A lot of the puzzles required you to put clues together, or make a logical leap of some kind. Many of these were fun, in their way, but equally many were simply frustrating. Most of the frustrating ones weren’t compulsory, as the prize was one of the “negative cubes”, although you need them for 100% completion and to get into the final level. The game includes a counting system and writing system, usually written in the Japanese vertical style, although it’s a cypher alphabet that consists of 24 letters (conflating K/Q and U/V) made of four shapes in four rotations. Many obelisks and pillars are strewn around with this kind of lettering. There is a place to learn the cyphers for each one – although I missed both of them and ended up looking them up online – the alphabet is taught through a pillar with a famous pangram on it, and I hadn’t noticed the fox or the dog nearby essentially telling you that’s what it said. There’s also a code which you use to input a key sequence with the game controls, which I managed to work out myself but didn’t get the other key to the code which was that you usually had to tilt your head to the side to use it.
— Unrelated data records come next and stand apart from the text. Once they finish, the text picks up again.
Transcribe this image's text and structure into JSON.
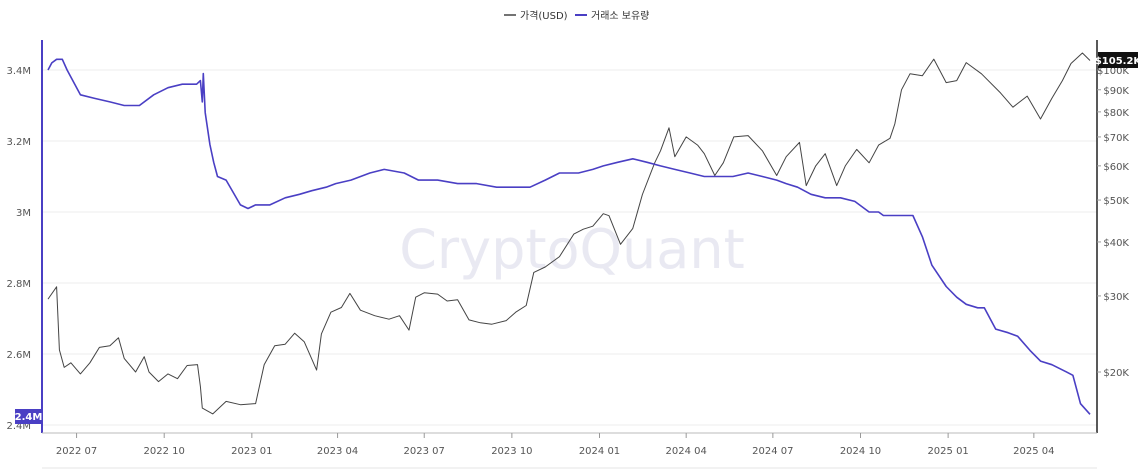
{
  "legend": {
    "price_label": "가격(USD)",
    "reserve_label": "거래소 보유량"
  },
  "watermark": "CryptoQuant",
  "colors": {
    "price": "#444444",
    "reserve": "#4a3fc4",
    "grid": "#ececec",
    "axis": "#222222",
    "price_badge_bg": "#111111",
    "reserve_badge_bg": "#4a3fc4"
  },
  "badges": {
    "price_current": "$105.2K",
    "reserve_current": "2.4M"
  },
  "chart_data": {
    "type": "line",
    "x_ticks": [
      "2022 07",
      "2022 10",
      "2023 01",
      "2023 04",
      "2023 07",
      "2023 10",
      "2024 01",
      "2024 04",
      "2024 07",
      "2024 10",
      "2025 01",
      "2025 04"
    ],
    "y_left": {
      "label": "",
      "ticks": [
        "3.4M",
        "3.2M",
        "3M",
        "2.8M",
        "2.6M",
        "2.4M"
      ],
      "range": [
        2.4,
        3.5
      ],
      "unit": "M"
    },
    "y_right": {
      "label": "",
      "scale": "log",
      "ticks": [
        "$100K",
        "$90K",
        "$80K",
        "$70K",
        "$60K",
        "$50K",
        "$40K",
        "$30K",
        "$20K"
      ],
      "tick_values": [
        100,
        90,
        80,
        70,
        60,
        50,
        40,
        30,
        20
      ],
      "range": [
        14.5,
        115
      ],
      "unit": "K USD"
    },
    "series": [
      {
        "name": "가격(USD)",
        "axis": "right",
        "x": [
          "2022-06-01",
          "2022-06-10",
          "2022-06-13",
          "2022-06-18",
          "2022-06-25",
          "2022-07-05",
          "2022-07-15",
          "2022-07-25",
          "2022-08-05",
          "2022-08-14",
          "2022-08-20",
          "2022-09-01",
          "2022-09-10",
          "2022-09-15",
          "2022-09-25",
          "2022-10-05",
          "2022-10-15",
          "2022-10-25",
          "2022-11-05",
          "2022-11-08",
          "2022-11-10",
          "2022-11-21",
          "2022-12-05",
          "2022-12-20",
          "2023-01-05",
          "2023-01-14",
          "2023-01-25",
          "2023-02-05",
          "2023-02-15",
          "2023-02-25",
          "2023-03-10",
          "2023-03-15",
          "2023-03-25",
          "2023-04-05",
          "2023-04-14",
          "2023-04-25",
          "2023-05-10",
          "2023-05-25",
          "2023-06-05",
          "2023-06-15",
          "2023-06-22",
          "2023-07-01",
          "2023-07-15",
          "2023-07-25",
          "2023-08-05",
          "2023-08-17",
          "2023-08-29",
          "2023-09-10",
          "2023-09-25",
          "2023-10-05",
          "2023-10-16",
          "2023-10-24",
          "2023-11-05",
          "2023-11-20",
          "2023-12-05",
          "2023-12-15",
          "2023-12-25",
          "2024-01-05",
          "2024-01-11",
          "2024-01-23",
          "2024-02-05",
          "2024-02-15",
          "2024-02-28",
          "2024-03-05",
          "2024-03-14",
          "2024-03-20",
          "2024-04-01",
          "2024-04-13",
          "2024-04-20",
          "2024-05-01",
          "2024-05-10",
          "2024-05-21",
          "2024-06-05",
          "2024-06-20",
          "2024-07-05",
          "2024-07-15",
          "2024-07-29",
          "2024-08-05",
          "2024-08-15",
          "2024-08-25",
          "2024-09-06",
          "2024-09-15",
          "2024-09-27",
          "2024-10-10",
          "2024-10-20",
          "2024-11-01",
          "2024-11-06",
          "2024-11-13",
          "2024-11-22",
          "2024-12-05",
          "2024-12-17",
          "2024-12-30",
          "2025-01-10",
          "2025-01-20",
          "2025-02-05",
          "2025-02-25",
          "2025-03-10",
          "2025-03-25",
          "2025-04-08",
          "2025-04-20",
          "2025-05-01",
          "2025-05-10",
          "2025-05-22",
          "2025-05-30"
        ],
        "values": [
          29.5,
          31.5,
          22.5,
          20.5,
          21.0,
          19.8,
          21.0,
          22.8,
          23.0,
          24.0,
          21.5,
          20.0,
          21.7,
          20.0,
          19.0,
          19.8,
          19.3,
          20.7,
          20.8,
          18.5,
          16.5,
          16.0,
          17.1,
          16.8,
          16.9,
          20.8,
          23.0,
          23.2,
          24.6,
          23.5,
          20.2,
          24.5,
          27.5,
          28.2,
          30.4,
          27.8,
          27.0,
          26.5,
          27.0,
          25.0,
          29.8,
          30.5,
          30.3,
          29.2,
          29.4,
          26.4,
          26.0,
          25.8,
          26.3,
          27.5,
          28.5,
          34.0,
          35.0,
          37.0,
          41.7,
          42.8,
          43.5,
          46.5,
          46.0,
          39.5,
          43.0,
          51.5,
          61.0,
          65.0,
          73.5,
          63.0,
          70.0,
          67.0,
          64.0,
          57.0,
          61.0,
          70.0,
          70.5,
          65.0,
          57.0,
          63.0,
          68.0,
          54.0,
          60.0,
          64.0,
          54.0,
          60.0,
          65.5,
          61.0,
          67.0,
          69.5,
          75.0,
          90.0,
          98.0,
          97.0,
          106.0,
          93.5,
          94.5,
          104.0,
          98.0,
          88.5,
          82.0,
          87.0,
          77.0,
          86.0,
          94.5,
          103.5,
          109.5,
          105.2
        ]
      },
      {
        "name": "거래소 보유량",
        "axis": "left",
        "x": [
          "2022-06-01",
          "2022-06-05",
          "2022-06-10",
          "2022-06-16",
          "2022-06-21",
          "2022-07-05",
          "2022-07-20",
          "2022-08-05",
          "2022-08-20",
          "2022-09-05",
          "2022-09-20",
          "2022-10-05",
          "2022-10-20",
          "2022-11-04",
          "2022-11-08",
          "2022-11-10",
          "2022-11-11",
          "2022-11-13",
          "2022-11-18",
          "2022-11-22",
          "2022-11-26",
          "2022-12-05",
          "2022-12-20",
          "2022-12-28",
          "2023-01-05",
          "2023-01-20",
          "2023-02-05",
          "2023-02-20",
          "2023-03-05",
          "2023-03-20",
          "2023-03-30",
          "2023-04-15",
          "2023-05-05",
          "2023-05-20",
          "2023-06-10",
          "2023-06-25",
          "2023-07-15",
          "2023-08-05",
          "2023-08-25",
          "2023-09-15",
          "2023-10-05",
          "2023-10-20",
          "2023-11-05",
          "2023-11-20",
          "2023-12-10",
          "2023-12-25",
          "2024-01-05",
          "2024-01-20",
          "2024-02-05",
          "2024-02-20",
          "2024-03-05",
          "2024-03-20",
          "2024-04-05",
          "2024-04-20",
          "2024-05-05",
          "2024-05-20",
          "2024-06-05",
          "2024-06-20",
          "2024-07-05",
          "2024-07-15",
          "2024-07-27",
          "2024-08-10",
          "2024-08-25",
          "2024-09-10",
          "2024-09-25",
          "2024-10-10",
          "2024-10-20",
          "2024-10-25",
          "2024-11-05",
          "2024-11-15",
          "2024-11-25",
          "2024-12-05",
          "2024-12-15",
          "2024-12-30",
          "2025-01-10",
          "2025-01-20",
          "2025-02-01",
          "2025-02-08",
          "2025-02-20",
          "2025-03-05",
          "2025-03-15",
          "2025-03-28",
          "2025-04-08",
          "2025-04-20",
          "2025-05-05",
          "2025-05-12",
          "2025-05-20",
          "2025-05-30"
        ],
        "values": [
          3.4,
          3.42,
          3.43,
          3.43,
          3.4,
          3.33,
          3.32,
          3.31,
          3.3,
          3.3,
          3.33,
          3.35,
          3.36,
          3.36,
          3.37,
          3.31,
          3.39,
          3.28,
          3.19,
          3.14,
          3.1,
          3.09,
          3.02,
          3.01,
          3.02,
          3.02,
          3.04,
          3.05,
          3.06,
          3.07,
          3.08,
          3.09,
          3.11,
          3.12,
          3.11,
          3.09,
          3.09,
          3.08,
          3.08,
          3.07,
          3.07,
          3.07,
          3.09,
          3.11,
          3.11,
          3.12,
          3.13,
          3.14,
          3.15,
          3.14,
          3.13,
          3.12,
          3.11,
          3.1,
          3.1,
          3.1,
          3.11,
          3.1,
          3.09,
          3.08,
          3.07,
          3.05,
          3.04,
          3.04,
          3.03,
          3.0,
          3.0,
          2.99,
          2.99,
          2.99,
          2.99,
          2.93,
          2.85,
          2.79,
          2.76,
          2.74,
          2.73,
          2.73,
          2.67,
          2.66,
          2.65,
          2.61,
          2.58,
          2.57,
          2.55,
          2.54,
          2.46,
          2.43
        ]
      }
    ],
    "grid": true,
    "legend_position": "top-center"
  }
}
Anyway, many of the higher difficulty levels in the game fall squarely in the “dick move” camp of game design. One level had four timers, one which would tick around once every minute, giving you a short window to grab a cube… but the others ticked around once every hour, day and week. The hour one is almost doable – it’s certainly not as bad as the star in Braid that required you to leave the game running for two hours – but I will be very surprised if anyone actually came back several days later to get the longest timer, instead of doing what I did, which was to temporarily reset my system clock. Another of the latest levels was originally solved by the online community by brute force – literally listing all the possible combinations and trying them until one worked. An obscure solution which made use of the release date was later found, but I just found that comical when I heard it. Basically no-one had any patience for it.

A review of Fez wouldn’t be complete without mentioning its developer, Phil Fish. He was featured in “Indie Game: The Movie”, although I didn’t mention him when I wrote my review of that movie. Fish, as he was portrayed in the movie, is an insufferable perfectionist, and doesn’t respond well to criticism. Recently, he’s famously called off the production of Fez 2 and left the video games industry, apparently because someone insulted him on Twitter (although it’s probably just the straw that broke the camel’s back, to be fair). He received a lot of flak because he was in development for so long… and this led to a lot of whining from both sides. I feel sorry for him, but I also thought he was intensely unlikable… so it goes both ways, I guess.

It’s a shame there’ll be no Fez 2, and no level editor for Fez 1 (although I imagine it would be very difficult to make), because my other criticism of Fez, although it is a very rich game, is that it could have happily gone on a lot longer. I definitely recommend it to any platform game fans.